A meditation on embracing self-kindness
Being a kind person is essential to living. It is essential to having any type of relationship: a relationship with oneself, another person, cat, dog, cockatoo or alien. Superficially, this is obvious. Kindness is something that every child is taught to embody from the earliest days of their lives. But over time, kindness has become less emphasized, less remembered and less considered when making everyday choices. In fact, in many professional and competitive occupations and scenarios, kindness is often disregarded and seen as a hindrance, as it is understood that, well, nice guys finish last, and if you want to "get ahead" in life, niceness simply must take a back seat.
But when you put niceness in the back seat, soon enough it is completely out of your focus, out of your rear view mirror, and you begin to forget about it altogether –– you begin to forget its simple and preeminent power. And as the kindness fades, subsequently so does happiness, and it is too often that this correlation is overlooked.
It is imperative to remember kindness. Kindness toward yourself, to your family, to your best friend, to your arch nemesis, to someone you truly (and maybe rightfully) dislike, to the animals on the street, to those in pain, to those who could use compassion and to those who act as if they don't need anything at all. Kindness and compassion are key to having a positive outlook on life, and as cliché as it may seem, it starts with being kind to the one person whom you may somehow forget about: yourself.
If you were compassionate to yourself about the many mistakes you have made and will make, if you were kind to yourself about feeling judgements or attractions toward others, if you are kind to yourself about the pain you are feeling (Feel it! It’s okay! It’s actually great to feel pain, and that is something people are not taught, and do not realize enough), or the happiness or proudness or depression or anxiety you are feeling, there is no doubt that you will be more compassionate and understanding of those around you. But, yes, it's fucking hard. That's no secret.
It starts with mindfulness. It starts with taking a mere few seconds out of your day to feel yourself breathe. Concentrating on all you are feeling, from the roots of your soles to the top of your crown, concentrating on everything you are thinking, and then dissolving those thoughts into nothing. Think back to the last time you just were simply “being.” When was the last time you allowed yourself to completely detach from the thoughts and emotions that consume your life, your being, your conscious?
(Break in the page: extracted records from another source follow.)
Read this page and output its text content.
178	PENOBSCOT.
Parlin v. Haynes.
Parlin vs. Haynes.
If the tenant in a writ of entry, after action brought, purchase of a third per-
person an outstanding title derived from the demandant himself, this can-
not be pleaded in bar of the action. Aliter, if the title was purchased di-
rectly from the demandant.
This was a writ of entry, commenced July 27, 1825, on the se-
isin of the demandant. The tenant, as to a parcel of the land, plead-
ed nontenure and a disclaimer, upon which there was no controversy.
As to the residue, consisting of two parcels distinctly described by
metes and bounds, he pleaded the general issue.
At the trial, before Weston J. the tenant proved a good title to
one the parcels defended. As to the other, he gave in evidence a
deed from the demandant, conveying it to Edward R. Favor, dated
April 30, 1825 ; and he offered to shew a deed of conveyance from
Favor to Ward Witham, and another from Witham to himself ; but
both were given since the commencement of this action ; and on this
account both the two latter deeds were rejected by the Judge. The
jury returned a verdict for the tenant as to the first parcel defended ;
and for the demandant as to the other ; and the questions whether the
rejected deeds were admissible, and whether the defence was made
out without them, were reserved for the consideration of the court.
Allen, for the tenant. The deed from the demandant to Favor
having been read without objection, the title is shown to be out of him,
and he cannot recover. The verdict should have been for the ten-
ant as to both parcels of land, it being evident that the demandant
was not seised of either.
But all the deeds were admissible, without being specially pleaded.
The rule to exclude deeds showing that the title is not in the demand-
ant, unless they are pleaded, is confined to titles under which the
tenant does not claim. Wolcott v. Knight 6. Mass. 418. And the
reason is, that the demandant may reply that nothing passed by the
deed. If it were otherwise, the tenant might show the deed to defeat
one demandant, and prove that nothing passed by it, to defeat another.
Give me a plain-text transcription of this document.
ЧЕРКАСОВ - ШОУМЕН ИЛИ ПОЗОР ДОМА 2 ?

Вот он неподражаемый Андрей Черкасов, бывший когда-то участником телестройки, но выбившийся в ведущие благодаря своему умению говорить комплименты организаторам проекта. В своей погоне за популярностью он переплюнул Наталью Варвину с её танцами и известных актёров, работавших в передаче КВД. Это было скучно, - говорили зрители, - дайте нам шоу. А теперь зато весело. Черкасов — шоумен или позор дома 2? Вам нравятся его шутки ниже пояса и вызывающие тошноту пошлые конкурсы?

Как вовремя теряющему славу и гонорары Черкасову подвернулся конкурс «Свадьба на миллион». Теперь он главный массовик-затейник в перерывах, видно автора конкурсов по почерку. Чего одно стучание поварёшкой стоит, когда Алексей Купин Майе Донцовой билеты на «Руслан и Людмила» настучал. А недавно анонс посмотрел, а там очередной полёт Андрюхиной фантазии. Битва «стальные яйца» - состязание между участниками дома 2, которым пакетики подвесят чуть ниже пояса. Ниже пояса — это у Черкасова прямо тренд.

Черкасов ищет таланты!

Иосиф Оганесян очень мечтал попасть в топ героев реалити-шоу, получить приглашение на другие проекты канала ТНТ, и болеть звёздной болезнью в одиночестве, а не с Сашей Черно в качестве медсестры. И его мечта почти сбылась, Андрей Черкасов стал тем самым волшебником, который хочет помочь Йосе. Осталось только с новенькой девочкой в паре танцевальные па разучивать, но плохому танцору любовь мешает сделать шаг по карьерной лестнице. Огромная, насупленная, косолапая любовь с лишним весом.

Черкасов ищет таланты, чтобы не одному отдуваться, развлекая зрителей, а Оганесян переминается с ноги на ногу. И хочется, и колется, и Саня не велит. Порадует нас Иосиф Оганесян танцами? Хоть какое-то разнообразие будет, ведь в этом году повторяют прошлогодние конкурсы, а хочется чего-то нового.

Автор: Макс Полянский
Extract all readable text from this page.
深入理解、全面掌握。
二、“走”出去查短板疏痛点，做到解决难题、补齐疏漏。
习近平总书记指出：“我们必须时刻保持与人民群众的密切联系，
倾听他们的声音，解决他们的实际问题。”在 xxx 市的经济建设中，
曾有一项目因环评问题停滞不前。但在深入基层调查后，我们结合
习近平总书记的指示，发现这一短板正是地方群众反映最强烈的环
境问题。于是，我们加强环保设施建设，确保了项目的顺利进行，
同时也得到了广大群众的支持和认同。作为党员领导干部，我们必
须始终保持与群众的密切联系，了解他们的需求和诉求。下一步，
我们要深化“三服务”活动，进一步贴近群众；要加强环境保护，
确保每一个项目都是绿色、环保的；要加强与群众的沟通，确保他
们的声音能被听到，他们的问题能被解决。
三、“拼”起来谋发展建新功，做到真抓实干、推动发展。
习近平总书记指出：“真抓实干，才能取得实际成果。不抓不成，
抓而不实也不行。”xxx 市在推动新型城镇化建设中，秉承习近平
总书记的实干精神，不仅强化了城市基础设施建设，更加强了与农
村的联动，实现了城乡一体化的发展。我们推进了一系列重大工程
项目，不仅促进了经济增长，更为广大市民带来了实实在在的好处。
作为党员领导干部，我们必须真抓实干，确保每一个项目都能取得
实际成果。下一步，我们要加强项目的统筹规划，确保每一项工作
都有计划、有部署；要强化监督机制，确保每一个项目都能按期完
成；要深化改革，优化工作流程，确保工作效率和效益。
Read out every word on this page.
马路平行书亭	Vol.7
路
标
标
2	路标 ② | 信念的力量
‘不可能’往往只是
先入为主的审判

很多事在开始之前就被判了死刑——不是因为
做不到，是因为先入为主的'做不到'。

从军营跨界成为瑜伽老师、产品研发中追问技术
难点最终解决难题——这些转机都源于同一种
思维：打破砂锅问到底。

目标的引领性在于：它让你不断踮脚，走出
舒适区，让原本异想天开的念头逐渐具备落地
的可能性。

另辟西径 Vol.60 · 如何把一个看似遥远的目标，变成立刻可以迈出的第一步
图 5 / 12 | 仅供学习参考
We can never expect to truly feel compassion for others, let alone ourselves, when we haven't taken the time to even try to understand what's really going on underneath the bullshit pressures and stresses of everyday.
Allow just a few seconds, a few minutes, a few hours (hey, knock yourself out) or whatever you've got the strength and time for, to just let yourself feel all the feelings. Let yourself know that it's okay to feel them, and breathe through it. It may end up being much easier or harder than you thought it would be; it may not seem like it is doing anything at all. But it is important to go there, or at least to try. Be with yourself. Be with your thoughts and your emotions. Feel them — really feel them.
Out of strong feelings of love and pain comes strength, art, maturity and wisdom. It helps you become a little less afraid of yourself, which can lead to successes in your personal life, in school, in relationships and in competitive settings. And when you’ve faced these daunting feelings, and confronted your own demons, you begin to understand why you feel the way you do, which leads to self sympathy. All too often, we do not consider being sympathetic to ourselves, but we deserve it. We really do. If everyone showed a little kindness, the world would be a better place for it.